Well, after not seeing any option for me to enter the Win10 EOS extension program offered by the Windows Update utility, and having already resolved to suck it up and install Win11 even though I don't have a care in the world using Win10, for whatever reason I chose to install available updates yesterday, November 16, even though I let things lapse on October 14, the supposed official cutoff date. Then, lo and behold, the option to enter EOS arrangements appeared and became available. I needed to spend a few minutes sorting out my Microsoft login—which I'd avoided using since I didn't want to let them near my data as in migrating it to their data cloud—and it wasn't even for the $35 paid option, it was for the totally free option.
There were other factors at play. First, two days ago, much to my own surprise, I left Guitar Center with a Black Friday sale Fender Player II Stratocaster that was one of those rare perfect factory setup guitars with a neck that fit my fretting hand perfectly—unlike the hundreds of Strats I've auditioned over the past months from $300 Squiers to $7,000 Custom Shop examples. The $699 I paid was approximately the same amount I was prepared to pay for two new NVME SSDs and a new interface (for instance Yamaha URXC-44) to replace my firewire interface that's in the "threatened" category, which may or may not have worked in Win11. All of a sudden, here was a chance to offset that unusually emotional guitar purchase.
Also, one of few reasons that would have enticed me to make major changes—the imminent rollout of MIDI 2—seems like it's not going to happen until till at least Q1 next year, and software and hardware manufacturers will need time to react, so I wasn't going to get MIDI 2 (which requires Win11) even after all the labor I'd have to put into a Win11 fresh install (don't want to risk installing over the present version, thanks, even though I understand some have no problems).

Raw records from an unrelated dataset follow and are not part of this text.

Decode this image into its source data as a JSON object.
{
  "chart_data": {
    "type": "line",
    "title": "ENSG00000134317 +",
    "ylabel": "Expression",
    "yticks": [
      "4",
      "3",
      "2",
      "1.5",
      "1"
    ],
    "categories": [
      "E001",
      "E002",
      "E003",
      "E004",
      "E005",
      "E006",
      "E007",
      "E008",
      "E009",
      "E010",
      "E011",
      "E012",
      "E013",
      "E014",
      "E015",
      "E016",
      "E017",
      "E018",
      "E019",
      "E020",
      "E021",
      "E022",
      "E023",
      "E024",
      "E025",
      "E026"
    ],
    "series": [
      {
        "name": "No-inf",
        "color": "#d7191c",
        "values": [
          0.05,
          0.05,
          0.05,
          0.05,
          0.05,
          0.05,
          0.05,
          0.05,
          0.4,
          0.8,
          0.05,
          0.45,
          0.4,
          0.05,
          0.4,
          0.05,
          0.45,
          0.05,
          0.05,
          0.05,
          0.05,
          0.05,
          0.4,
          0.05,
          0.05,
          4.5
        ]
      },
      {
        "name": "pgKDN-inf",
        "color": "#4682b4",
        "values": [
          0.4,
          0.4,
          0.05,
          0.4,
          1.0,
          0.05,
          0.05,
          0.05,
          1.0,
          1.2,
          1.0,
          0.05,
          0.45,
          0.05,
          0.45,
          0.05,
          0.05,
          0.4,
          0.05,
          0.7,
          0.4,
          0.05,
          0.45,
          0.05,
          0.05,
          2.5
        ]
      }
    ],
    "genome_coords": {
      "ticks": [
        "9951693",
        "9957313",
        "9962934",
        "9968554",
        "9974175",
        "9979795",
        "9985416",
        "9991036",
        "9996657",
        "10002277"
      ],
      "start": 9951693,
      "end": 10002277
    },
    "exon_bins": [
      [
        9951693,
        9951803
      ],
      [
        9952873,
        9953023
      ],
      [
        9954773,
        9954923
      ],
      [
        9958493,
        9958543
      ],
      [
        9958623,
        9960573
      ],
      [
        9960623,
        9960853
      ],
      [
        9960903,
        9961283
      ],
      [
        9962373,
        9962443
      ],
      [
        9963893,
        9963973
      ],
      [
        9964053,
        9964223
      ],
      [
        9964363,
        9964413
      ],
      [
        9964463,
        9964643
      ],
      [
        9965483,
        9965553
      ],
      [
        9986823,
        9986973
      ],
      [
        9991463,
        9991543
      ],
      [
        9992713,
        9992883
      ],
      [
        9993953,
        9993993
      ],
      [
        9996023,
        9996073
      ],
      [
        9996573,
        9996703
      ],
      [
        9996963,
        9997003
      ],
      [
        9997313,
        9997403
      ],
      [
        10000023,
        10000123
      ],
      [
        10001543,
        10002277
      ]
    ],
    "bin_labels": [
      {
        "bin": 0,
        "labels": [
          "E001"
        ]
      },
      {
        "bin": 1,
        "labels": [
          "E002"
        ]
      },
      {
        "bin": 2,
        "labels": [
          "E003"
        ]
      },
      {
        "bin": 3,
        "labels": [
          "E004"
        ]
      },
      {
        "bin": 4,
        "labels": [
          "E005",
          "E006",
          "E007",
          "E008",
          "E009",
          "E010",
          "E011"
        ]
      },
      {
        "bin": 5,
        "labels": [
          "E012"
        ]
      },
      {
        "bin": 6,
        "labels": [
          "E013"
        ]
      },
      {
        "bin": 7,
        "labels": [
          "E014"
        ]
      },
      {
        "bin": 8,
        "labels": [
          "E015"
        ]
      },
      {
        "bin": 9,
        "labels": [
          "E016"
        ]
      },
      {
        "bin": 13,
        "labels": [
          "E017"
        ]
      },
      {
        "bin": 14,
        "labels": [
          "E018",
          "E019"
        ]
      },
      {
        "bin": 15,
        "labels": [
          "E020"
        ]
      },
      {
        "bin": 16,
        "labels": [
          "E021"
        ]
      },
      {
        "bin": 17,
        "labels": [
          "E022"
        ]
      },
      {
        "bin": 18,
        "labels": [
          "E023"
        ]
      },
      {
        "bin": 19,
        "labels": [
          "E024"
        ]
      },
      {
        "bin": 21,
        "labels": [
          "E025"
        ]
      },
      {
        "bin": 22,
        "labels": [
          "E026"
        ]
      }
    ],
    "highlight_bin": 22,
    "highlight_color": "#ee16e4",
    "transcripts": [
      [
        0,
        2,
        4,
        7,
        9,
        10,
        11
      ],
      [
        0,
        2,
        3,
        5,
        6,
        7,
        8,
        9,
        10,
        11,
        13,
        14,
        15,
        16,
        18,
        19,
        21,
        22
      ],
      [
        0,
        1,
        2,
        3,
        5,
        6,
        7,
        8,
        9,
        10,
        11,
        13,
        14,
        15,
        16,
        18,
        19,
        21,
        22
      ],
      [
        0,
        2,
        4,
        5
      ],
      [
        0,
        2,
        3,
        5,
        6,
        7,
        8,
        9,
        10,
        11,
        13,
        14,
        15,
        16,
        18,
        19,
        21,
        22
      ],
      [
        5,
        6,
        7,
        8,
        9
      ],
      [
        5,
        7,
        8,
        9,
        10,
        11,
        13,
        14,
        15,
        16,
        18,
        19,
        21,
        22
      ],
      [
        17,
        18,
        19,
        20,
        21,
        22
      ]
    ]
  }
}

Now that the dust's settled, out of the blue I now own a very useful instrument and I just saved like a week's worth of PC transitions not to mention the chunk of change on new Win 11 hardware, allowing me to spend the same energy on recording a big production instead of making a big production out of PC changes. Sure, I'll still have to deal with Win11 eventually, that's not going away, but at least in the short term, I'll get a lot more out of having a guitar I can play effortlessly than Win11.